MobileRead Forums - View Single Post - How can I fix it when every line is a paragraph?

eschwartz · 12-23-2014, 12:09 PM

Mystery solved.

Tex2002ans, your regexes don't account for classes, how could you!

Fixed:

Quote:

Regex #2:

Search: -</p>\s+<p( [^<>]+)?>
Replace:

Explanation: What this will do is remove hyphens at the very end of the "paragraph", and combine it with the next line.

Side Note: I use the above regex on a one-by-one, case-by-case basis, because many "soft hyphens" in the PDF aren't actually a part of the word.

Example:

Code:

<p>Blah blah blah govern-</p>
<p>ment.</p>

Code:

<p>Blah blah blah government.</p>

Regex #2 (Variant):

Search: -</p>\s+<p( [^<>]+)?>
Replace: -

Note: I don't use this one, although if there are TONS of hyphens at the end of each line, it might be best to do it this way, and take care of the hyphen situation on your own at a later step. I personally prefer to use the Spell Check Tool, and search for a single hyphen by itself: '-'. This will give you a list of every single word with a hyphen in it.
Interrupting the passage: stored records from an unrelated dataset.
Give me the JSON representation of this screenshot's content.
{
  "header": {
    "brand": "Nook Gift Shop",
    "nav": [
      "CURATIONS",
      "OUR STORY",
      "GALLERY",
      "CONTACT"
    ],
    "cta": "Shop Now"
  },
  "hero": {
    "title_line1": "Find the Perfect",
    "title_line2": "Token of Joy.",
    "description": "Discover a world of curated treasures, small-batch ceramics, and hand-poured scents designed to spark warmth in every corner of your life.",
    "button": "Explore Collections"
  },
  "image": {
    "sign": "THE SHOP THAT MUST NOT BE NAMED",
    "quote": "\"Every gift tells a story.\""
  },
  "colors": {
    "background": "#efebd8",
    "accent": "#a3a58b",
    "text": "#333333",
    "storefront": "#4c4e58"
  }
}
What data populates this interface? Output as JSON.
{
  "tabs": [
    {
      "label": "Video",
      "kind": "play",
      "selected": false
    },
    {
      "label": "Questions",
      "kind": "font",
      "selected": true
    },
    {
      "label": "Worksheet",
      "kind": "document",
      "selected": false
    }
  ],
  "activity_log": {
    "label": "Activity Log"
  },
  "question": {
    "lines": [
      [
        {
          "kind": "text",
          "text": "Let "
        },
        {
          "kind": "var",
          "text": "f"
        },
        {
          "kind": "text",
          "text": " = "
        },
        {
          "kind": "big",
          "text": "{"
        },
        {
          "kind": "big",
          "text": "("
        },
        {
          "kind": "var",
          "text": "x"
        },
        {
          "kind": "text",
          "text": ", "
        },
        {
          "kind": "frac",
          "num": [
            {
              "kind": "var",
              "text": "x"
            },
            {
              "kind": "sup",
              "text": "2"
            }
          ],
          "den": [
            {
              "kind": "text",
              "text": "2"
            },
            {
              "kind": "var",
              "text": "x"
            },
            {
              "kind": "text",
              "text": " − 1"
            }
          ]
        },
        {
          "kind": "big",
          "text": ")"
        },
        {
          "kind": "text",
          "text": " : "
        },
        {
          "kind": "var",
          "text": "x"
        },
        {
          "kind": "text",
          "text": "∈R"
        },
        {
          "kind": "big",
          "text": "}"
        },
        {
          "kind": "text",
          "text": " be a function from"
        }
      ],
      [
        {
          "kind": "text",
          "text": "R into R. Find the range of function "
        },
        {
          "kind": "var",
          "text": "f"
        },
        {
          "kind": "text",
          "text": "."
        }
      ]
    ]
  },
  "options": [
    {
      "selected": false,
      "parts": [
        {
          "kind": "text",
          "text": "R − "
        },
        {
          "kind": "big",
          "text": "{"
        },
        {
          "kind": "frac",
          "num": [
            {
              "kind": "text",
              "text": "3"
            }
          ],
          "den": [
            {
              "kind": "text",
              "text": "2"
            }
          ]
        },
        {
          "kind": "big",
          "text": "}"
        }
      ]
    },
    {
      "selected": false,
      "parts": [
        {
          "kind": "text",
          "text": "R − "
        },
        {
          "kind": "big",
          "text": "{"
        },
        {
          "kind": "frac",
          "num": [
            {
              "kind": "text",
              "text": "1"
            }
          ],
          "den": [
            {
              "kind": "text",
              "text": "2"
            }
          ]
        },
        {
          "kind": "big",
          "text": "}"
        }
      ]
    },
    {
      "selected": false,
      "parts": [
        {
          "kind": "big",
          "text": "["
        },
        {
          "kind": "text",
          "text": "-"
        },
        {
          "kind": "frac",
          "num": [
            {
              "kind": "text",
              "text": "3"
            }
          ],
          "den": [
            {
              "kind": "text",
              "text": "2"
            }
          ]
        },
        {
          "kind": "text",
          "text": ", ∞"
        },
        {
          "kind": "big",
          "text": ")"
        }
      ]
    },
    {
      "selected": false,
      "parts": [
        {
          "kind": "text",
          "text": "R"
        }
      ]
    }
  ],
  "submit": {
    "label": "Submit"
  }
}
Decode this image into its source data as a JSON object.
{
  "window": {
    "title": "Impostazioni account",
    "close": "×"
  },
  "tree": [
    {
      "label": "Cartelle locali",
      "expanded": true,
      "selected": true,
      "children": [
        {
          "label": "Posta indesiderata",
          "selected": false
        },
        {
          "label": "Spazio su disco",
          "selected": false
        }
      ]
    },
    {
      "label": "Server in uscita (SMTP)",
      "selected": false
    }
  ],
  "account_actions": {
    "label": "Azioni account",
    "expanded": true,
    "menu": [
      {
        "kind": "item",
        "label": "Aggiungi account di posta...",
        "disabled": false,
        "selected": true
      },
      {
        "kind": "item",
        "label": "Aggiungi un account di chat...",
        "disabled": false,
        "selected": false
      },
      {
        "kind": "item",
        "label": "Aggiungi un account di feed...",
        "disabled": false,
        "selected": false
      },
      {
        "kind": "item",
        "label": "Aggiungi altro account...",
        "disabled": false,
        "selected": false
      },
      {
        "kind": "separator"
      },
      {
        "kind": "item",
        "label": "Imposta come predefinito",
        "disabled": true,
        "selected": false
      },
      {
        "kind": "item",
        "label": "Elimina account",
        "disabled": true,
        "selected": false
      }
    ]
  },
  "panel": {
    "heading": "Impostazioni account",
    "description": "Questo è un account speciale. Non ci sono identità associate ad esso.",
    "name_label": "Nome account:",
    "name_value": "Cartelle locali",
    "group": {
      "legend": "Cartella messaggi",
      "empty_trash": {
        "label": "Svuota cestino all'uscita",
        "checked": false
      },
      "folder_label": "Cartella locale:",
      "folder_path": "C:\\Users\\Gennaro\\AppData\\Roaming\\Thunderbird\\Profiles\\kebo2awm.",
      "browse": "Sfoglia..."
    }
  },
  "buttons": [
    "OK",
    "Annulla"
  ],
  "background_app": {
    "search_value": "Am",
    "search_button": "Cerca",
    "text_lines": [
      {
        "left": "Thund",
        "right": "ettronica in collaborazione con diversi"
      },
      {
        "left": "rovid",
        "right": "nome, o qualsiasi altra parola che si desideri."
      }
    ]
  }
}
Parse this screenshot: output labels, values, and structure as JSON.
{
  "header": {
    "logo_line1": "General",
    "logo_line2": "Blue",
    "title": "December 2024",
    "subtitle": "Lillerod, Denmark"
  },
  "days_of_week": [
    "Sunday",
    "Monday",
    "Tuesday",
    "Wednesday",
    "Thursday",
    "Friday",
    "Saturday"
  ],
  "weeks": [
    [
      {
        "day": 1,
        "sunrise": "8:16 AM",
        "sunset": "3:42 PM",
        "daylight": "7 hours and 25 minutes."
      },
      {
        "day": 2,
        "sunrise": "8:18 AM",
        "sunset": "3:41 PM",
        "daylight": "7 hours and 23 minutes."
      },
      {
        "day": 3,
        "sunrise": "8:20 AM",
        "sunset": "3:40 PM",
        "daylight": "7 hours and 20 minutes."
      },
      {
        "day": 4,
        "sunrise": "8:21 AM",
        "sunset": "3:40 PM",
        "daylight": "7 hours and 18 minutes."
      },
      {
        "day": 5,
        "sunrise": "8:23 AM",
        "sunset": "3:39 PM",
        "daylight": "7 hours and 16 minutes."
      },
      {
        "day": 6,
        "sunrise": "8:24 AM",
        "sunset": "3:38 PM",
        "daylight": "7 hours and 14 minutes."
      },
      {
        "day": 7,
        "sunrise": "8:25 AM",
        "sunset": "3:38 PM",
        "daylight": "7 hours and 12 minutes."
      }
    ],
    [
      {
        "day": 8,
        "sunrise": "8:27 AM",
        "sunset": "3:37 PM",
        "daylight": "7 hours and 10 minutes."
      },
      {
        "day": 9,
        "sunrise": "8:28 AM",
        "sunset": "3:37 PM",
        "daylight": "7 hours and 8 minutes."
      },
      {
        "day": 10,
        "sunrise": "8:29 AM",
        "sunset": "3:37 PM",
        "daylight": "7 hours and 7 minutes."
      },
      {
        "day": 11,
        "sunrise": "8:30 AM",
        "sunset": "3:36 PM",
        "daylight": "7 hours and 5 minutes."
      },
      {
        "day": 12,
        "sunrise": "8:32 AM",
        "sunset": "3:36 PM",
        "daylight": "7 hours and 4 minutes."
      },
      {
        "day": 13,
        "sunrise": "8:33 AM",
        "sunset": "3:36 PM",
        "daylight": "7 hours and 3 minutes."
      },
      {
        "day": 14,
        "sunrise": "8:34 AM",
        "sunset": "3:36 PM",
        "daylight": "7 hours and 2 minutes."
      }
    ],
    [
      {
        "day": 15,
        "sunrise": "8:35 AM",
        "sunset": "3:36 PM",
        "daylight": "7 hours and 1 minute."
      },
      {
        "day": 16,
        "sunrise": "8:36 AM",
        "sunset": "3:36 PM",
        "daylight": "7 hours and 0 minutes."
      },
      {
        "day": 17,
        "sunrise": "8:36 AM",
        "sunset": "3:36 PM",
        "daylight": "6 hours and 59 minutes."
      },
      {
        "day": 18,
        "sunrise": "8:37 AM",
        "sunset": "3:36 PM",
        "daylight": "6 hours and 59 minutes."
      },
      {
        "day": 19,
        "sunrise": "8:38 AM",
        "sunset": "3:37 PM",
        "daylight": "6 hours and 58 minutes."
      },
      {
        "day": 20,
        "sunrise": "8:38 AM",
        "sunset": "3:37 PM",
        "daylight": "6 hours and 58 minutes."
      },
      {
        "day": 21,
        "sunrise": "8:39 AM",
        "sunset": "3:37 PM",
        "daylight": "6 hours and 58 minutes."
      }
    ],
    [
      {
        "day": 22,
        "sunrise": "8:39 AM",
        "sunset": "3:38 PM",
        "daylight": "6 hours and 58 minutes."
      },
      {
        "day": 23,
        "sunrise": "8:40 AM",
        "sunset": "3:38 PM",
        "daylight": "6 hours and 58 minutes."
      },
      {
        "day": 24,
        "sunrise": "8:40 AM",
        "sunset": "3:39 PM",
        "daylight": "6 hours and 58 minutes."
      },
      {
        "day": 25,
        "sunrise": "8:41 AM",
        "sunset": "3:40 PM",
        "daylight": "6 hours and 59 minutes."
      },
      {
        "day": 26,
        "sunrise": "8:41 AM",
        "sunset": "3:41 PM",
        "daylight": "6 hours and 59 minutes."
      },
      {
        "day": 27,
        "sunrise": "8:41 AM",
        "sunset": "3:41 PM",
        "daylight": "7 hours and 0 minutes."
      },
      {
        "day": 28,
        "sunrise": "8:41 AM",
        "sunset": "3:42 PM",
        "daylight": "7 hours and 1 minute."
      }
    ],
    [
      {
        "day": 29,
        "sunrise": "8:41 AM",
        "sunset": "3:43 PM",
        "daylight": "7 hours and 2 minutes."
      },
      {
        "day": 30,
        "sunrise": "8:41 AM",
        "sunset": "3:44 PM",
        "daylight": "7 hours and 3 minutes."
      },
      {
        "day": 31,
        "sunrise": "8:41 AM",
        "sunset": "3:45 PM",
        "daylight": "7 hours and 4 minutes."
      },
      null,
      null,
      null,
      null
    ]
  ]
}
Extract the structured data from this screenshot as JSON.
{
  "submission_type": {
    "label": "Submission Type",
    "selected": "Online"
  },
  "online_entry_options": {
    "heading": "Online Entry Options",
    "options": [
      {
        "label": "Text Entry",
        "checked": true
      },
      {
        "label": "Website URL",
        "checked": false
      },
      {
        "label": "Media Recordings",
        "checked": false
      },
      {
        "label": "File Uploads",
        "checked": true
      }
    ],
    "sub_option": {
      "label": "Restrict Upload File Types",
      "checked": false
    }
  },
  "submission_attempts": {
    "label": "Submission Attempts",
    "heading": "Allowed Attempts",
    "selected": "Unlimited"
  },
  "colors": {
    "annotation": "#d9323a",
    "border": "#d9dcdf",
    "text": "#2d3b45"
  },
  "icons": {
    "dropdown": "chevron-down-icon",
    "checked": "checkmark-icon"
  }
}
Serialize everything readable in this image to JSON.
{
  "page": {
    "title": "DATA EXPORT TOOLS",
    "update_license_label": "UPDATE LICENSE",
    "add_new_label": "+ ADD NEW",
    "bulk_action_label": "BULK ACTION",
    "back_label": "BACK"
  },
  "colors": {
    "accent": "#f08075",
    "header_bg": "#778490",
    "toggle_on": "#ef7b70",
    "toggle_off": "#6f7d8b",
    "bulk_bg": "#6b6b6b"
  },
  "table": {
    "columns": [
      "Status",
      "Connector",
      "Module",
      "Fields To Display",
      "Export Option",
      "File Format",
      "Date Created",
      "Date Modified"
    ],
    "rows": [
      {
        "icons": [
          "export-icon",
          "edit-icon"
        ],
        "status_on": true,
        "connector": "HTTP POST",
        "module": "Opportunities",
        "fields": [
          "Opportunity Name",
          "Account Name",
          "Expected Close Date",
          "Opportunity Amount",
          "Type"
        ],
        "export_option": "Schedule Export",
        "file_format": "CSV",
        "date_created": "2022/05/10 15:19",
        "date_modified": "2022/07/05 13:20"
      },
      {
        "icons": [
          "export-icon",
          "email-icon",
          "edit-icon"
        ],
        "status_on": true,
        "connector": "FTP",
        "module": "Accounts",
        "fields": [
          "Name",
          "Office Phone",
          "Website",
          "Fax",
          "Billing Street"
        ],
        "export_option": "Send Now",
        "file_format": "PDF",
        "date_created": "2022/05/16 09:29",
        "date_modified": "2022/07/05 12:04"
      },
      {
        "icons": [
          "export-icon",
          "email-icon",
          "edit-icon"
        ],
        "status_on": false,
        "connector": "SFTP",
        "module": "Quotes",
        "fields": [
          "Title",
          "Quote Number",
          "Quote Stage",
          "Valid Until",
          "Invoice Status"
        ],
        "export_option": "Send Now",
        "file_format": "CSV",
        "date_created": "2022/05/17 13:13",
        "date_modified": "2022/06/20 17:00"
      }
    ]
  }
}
Then I can check for + fix mistakes there much more quickly.

Example:

Code:

<p>Blah blah blah govern-</p>
<p>ment.</p>

Code:

<p>Blah blah blah govern-ment.</p>

Regex #3:

Search: ([^>”\?\!\.])</p>\s+<p( [^<>]+)?>
Replace: \1

Explanation: What this Regex will do, is search for a paragraph that DOES NOT end in a "greater than sign", "right double quote", "question mark", "exclamation point", or "period". It will then combine it with the next paragraph.

Note: There is a space after the "\1".

Example:

Code:

<p>Susie said</p>
<p>that she was going to jump over a tree.</p>
<p>She also said,</p>
<p>that this was just a sample.</p>

Code:

<p>Susie said that she was going to jump over a tree.</p>
<p>She also said, that this was just a sample.</p>